In RJR Nabisco, Inc. v. European Community, the Supreme Court was asked to determine whether a private action under the Racketeer Influenced Corrupt Organization statute (“RICO”), 18 U.S.C. §§ 1961-1964, could extend to injuries that occurred outside the United States.

The European Community (“EC”), on behalf of 26 of its member states, filed a civil suit against RJR Nabisco, Inc. (“RJR”) under § 1964(c), the RICO provision permitting private plaintiffs to pursue civil RICO claims. EC alleged RJR had engaged in a complex global money laundering scheme where drug traffickers smuggled narcotics into Europe and used the proceeds from narcotics sales to import and sell RJR cigarettes throughout Europe. EC claimed that RJR’s racketeering activity injured its members by harming state-owned cigarette businesses, lost tax revenue, harmed European financial institutions, and increased law enforcement costs. EC also claimed that RJR conducted business with drug organizations directly and engaged in numerous patterns of predicate acts under RICO, including mail fraud, wire fraud, money laundering and providing support to foreign terrorist organizations.
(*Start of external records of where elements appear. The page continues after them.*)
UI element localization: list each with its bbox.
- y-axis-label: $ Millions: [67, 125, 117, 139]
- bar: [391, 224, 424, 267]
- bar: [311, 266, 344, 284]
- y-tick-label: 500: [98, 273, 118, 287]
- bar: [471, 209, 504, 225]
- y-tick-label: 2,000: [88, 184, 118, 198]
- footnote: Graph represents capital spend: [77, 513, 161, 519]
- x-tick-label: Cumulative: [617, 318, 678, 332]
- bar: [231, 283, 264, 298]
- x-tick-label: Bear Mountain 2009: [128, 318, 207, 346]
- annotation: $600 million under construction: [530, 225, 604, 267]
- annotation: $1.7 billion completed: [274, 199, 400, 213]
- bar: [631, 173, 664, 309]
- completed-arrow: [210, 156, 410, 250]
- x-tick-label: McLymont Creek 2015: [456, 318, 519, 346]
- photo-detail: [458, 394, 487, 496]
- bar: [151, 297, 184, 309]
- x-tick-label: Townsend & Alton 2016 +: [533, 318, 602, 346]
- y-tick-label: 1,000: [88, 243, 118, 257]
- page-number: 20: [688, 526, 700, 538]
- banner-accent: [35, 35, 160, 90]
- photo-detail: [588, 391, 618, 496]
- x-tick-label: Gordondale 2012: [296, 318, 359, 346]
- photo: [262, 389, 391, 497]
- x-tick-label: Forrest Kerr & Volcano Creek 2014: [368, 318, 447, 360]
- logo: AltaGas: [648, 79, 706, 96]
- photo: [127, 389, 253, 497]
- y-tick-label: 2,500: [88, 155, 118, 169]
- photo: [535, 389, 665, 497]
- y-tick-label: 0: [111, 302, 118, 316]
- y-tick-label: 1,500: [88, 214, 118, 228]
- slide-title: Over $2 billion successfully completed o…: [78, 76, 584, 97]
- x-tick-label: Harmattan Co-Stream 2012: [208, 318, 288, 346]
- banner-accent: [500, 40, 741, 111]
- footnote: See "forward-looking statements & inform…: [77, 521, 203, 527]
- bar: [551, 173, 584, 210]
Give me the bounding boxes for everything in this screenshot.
On June 20, 2016, the Supreme Court handed down its ruling in a 4-to-3 vote and held RICO only applies extraterritorially in certain cases, and therefore RJR could not be sued under RICO over its conduct abroad.

Generally, the Supreme Court has held there is no presumption a United States law should apply abroad unless it is expressly stated in the language used by Congress. However, the Court held that RICO is a rare statute that applies extraterritorially without an expressed statement due to its unique structure. All seven justices hearing the case agreed on this analysis, but the majority went on to state that the text of 1964(c) does not provide any indication that Congress intended to create a private right of action for foreign injuries. Therefore, because EC’s suit was brought under RICO’s private cause of action, and alleged only foreign injuries, the Court held the suit must be dismissed.
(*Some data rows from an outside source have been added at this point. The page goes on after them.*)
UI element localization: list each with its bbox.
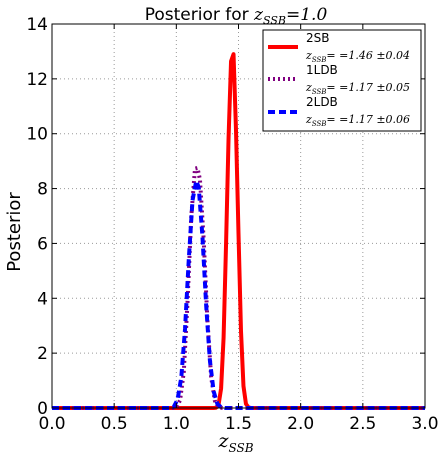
legend-value-2ldb: zSSB= =1.17 ±0.06 — [305, 113, 410, 128]
y-tick-label: 14 — [26, 15, 48, 35]
legend: 2SB zSSB= =1.46 ±0.04 1LDB zSSB= =1.17 ±… — [262, 29, 422, 132]
x-axis-label: zSSB — [217, 430, 253, 455]
y-axis-label: Posterior — [4, 192, 25, 272]
legend-value-2sb: zSSB= =1.46 ±0.04 — [305, 49, 410, 64]
legend-name-1ldb: 1LDB — [306, 63, 338, 77]
x-axis-label-math: z — [217, 430, 229, 452]
chart-title-text: Posterior for — [145, 5, 254, 25]
chart-title-math-sub: SSB — [263, 14, 286, 27]
chart-title-math: z — [253, 5, 264, 25]
chart-title-value: =1.0 — [286, 5, 327, 25]
y-tick-label: 2 — [37, 344, 48, 364]
x-tick-label: 0.5 — [101, 414, 128, 434]
y-tick-label: 0 — [37, 399, 48, 419]
x-tick-label: 2.0 — [287, 414, 314, 434]
legend-value-1ldb: zSSB= =1.17 ±0.05 — [305, 81, 410, 96]
x-tick-label: 1.5 — [225, 414, 252, 434]
axis-ticks: 0.0 0.5 1.0 1.5 2.0 2.5 3.0 0 2 4 6 8 10 12 14 — [26, 15, 438, 434]
legend-name-2ldb: 2LDB — [306, 95, 338, 109]
y-tick-label: 8 — [37, 180, 48, 200]
series-line-2ldb — [52, 178, 425, 410]
x-tick-label: 1.0 — [163, 414, 190, 434]
legend-name-2sb: 2SB — [306, 31, 329, 45]
x-axis-label-math-sub: SSB — [228, 441, 253, 455]
x-tick-label: 2.5 — [349, 414, 376, 434]
x-tick-label: 0.0 — [38, 414, 65, 434]
y-tick-label: 12 — [26, 70, 48, 90]
y-tick-label: 6 — [37, 234, 48, 254]
y-tick-label: 4 — [37, 289, 48, 309]
series-layer — [52, 52, 425, 410]
chart-title: Posterior for zSSB=1.0 — [145, 5, 328, 27]
x-tick-label: 3.0 — [411, 414, 438, 434]
y-tick-label: 10 — [26, 125, 48, 145]
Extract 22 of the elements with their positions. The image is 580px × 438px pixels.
In its opinion, the Court provided a few examples of predicate acts which contain adequate language to rebut the presumption against extraterritoriality. For example: the prohibition against engaging in monetary transactions in criminally derived property, 1957(d)(2); the assassination of Government officials, 335(i), 1751(k); and hostage taking, 1203(b). Going forward RICO’s treble damages remedy is only available for plaintiffs that can show an injury occurred in the United States. This ensures that the federal government will not be required to deal with foreign policy problems created by private lawsuits under RICO, while at the same time preserving its own option to bring a RICO suit involving foreign conduct.

Because the Court did not comprehensively analyze all RICO predicate acts, questions still remain on RICO’s extraterritorial application, and it will be up to the lower courts to decide which specific predicate acts apply extraterritorially. Until this is sorted out, RICO could present real-world implications for companies that operate abroad for the foreseeable future.